In the war over cybersecurity, technical skill is never enough.

The wildly popular podcast Reply All has an especially memorable episode called The Snapchat Thief. A young woman named Lizzie has her Snapchat login stolen while she’s on vacation in the Appalachian Mountains. The culprit is a bored young high schooler, who does the deed from his mother’s house on the West Coast. He then sells her username to another young man who simply gives it to his girlfriend as a gift. The two teenagers circumvented Snapchat’s world-class cybersecurity in the most simple yet ingenious way: by telling Lizzie’s cell phone provider to transfer her phone number to a new SIM card, then by asking Snapchat to text them a code to reset the password to Lizzie’s account.

This story illustrates three disturbing realities about cyber security. First, everyone will be victimized: even the most well-funded Silicon Valley startups are hacked all the time with increasingly creative strategies. Second, anyone anywhere in the world can hack any one of your devices at any time, whether from Paris, New York, or Timbuktu. Third, hackers aren’t necessarily the evil geniuses or basement-dwelling savants of TV: they could be the person next door who just wants some cash or something to do. They may or may not care if their actions destroy your life.

It’s easy to forget that cybersecurity is ultimately a people problem, and that’s what makes it such a difficult one. Hackers aren’t just technical thinkers; they’re also creative, and it takes other creative minds as well as excellent technical skills to combat their actions. Cybersecurity isn’t just a science; it’s also an art.

This is why it’s so difficult to train, recruit, and retain cybersecurity experts. Many people are able to master technical skills, many master creative skills, but exceptionally few are able to master both. Building skillful cybersecurity teams is a constant task that itself requires other skillful teams, and failing to recognize this sets the stage for security failures. As cybersecurity expert Michael Daniel wrote in the Harvard Business Review, “As long as we treat cybersecurity as a technical problem that should have easy technical solutions, we will continue to fail.”

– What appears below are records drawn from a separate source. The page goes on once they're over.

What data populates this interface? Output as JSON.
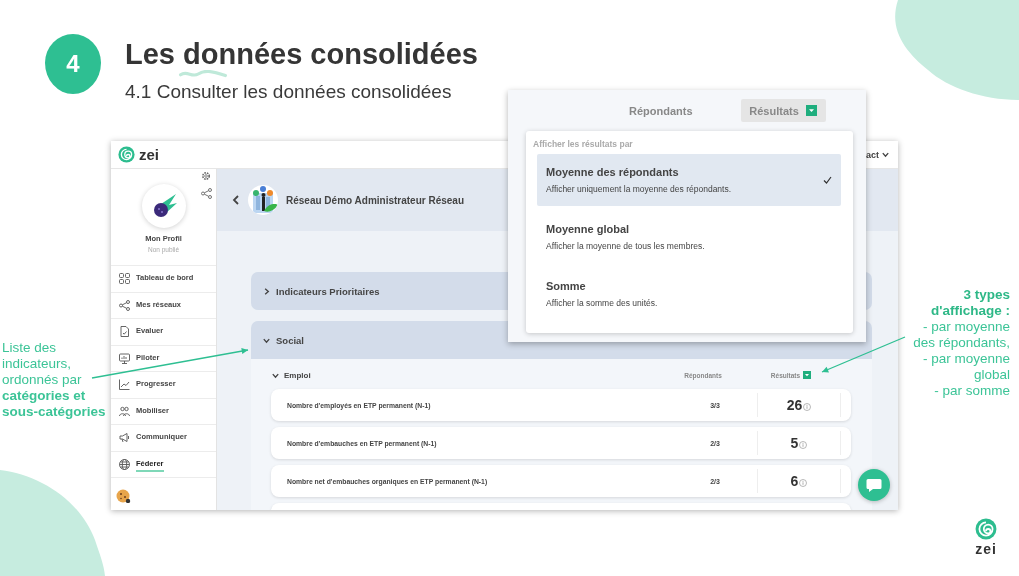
{
  "slide": {
    "step": "4",
    "title": "Les données consolidées",
    "subtitle": "4.1 Consulter les données consolidées",
    "footer_logo": "zei"
  },
  "app": {
    "brand": "zei",
    "account_menu": "act",
    "profile": {
      "name": "Mon Profil",
      "status": "Non publié"
    },
    "sidebar": {
      "items": [
        {
          "label": "Tableau de bord",
          "selected": false
        },
        {
          "label": "Mes réseaux",
          "selected": false
        },
        {
          "label": "Evaluer",
          "selected": false
        },
        {
          "label": "Piloter",
          "selected": false
        },
        {
          "label": "Progresser",
          "selected": false
        },
        {
          "label": "Mobiliser",
          "selected": false
        },
        {
          "label": "Communiquer",
          "selected": false
        },
        {
          "label": "Féderer",
          "selected": true
        }
      ]
    },
    "header": {
      "title": "Réseau Démo Administrateur Réseau"
    },
    "sections": [
      {
        "label": "Indicateurs Prioritaires",
        "expanded": false
      },
      {
        "label": "Social",
        "expanded": true,
        "subsections": [
          {
            "label": "Emploi",
            "expanded": true,
            "columns": [
              "Répondants",
              "Résultats"
            ],
            "rows": [
              {
                "name": "Nombre d'employés en ETP permanent (N-1)",
                "respondents": "3/3",
                "result": "26"
              },
              {
                "name": "Nombre d'embauches en ETP permanent (N-1)",
                "respondents": "2/3",
                "result": "5"
              },
              {
                "name": "Nombre net d'embauches organiques en ETP permanent (N-1)",
                "respondents": "2/3",
                "result": "6"
              }
            ]
          }
        ]
      }
    ]
  },
  "results_popover": {
    "columns": [
      "Répondants",
      "Résultats"
    ],
    "heading": "Afficher les résultats par",
    "options": [
      {
        "title": "Moyenne des répondants",
        "description": "Afficher uniquement la moyenne des répondants.",
        "selected": true
      },
      {
        "title": "Moyenne global",
        "description": "Afficher la moyenne de tous les membres.",
        "selected": false
      },
      {
        "title": "Somme",
        "description": "Afficher la somme des unités.",
        "selected": false
      }
    ]
  },
  "annotations": {
    "left": {
      "text": "Liste des indicateurs, ordonnés par **catégories et sous-catégories**"
    },
    "right": {
      "title": "3 types d'affichage :",
      "lines": [
        "- par moyenne des répondants,",
        "- par moyenne global",
        "- par  somme"
      ]
    }
  }
}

And the cybersecurity war changes quickly. By the time college courses are developed, and bright young students are able to complete them, new kinds of security breaches are discovered, and completely new solutions have to be developed. The field is still in its infancy: while long-established protocols exist in physical security fields, the world wide web is still, in many ways, a lawless frontier. It’s extremely difficult to predict how attacks will happen, and by the time they do, it can be too late.

But while how cyber attacks will happen is impossible to predict, one thing is certain: they will happen. Cybersecurity is a challenge that’s never really over; it’s only ever over for now.

Companies that understand the creative and technical challenges of cybersecurity will staff their teams with creative technical experts. When the next round of cyberattacks inevitably comes around, they will be far more likely to survive, while the ones that fail to recognize the need for creative skill will crash and burn.

When your turn comes, will your team be ready?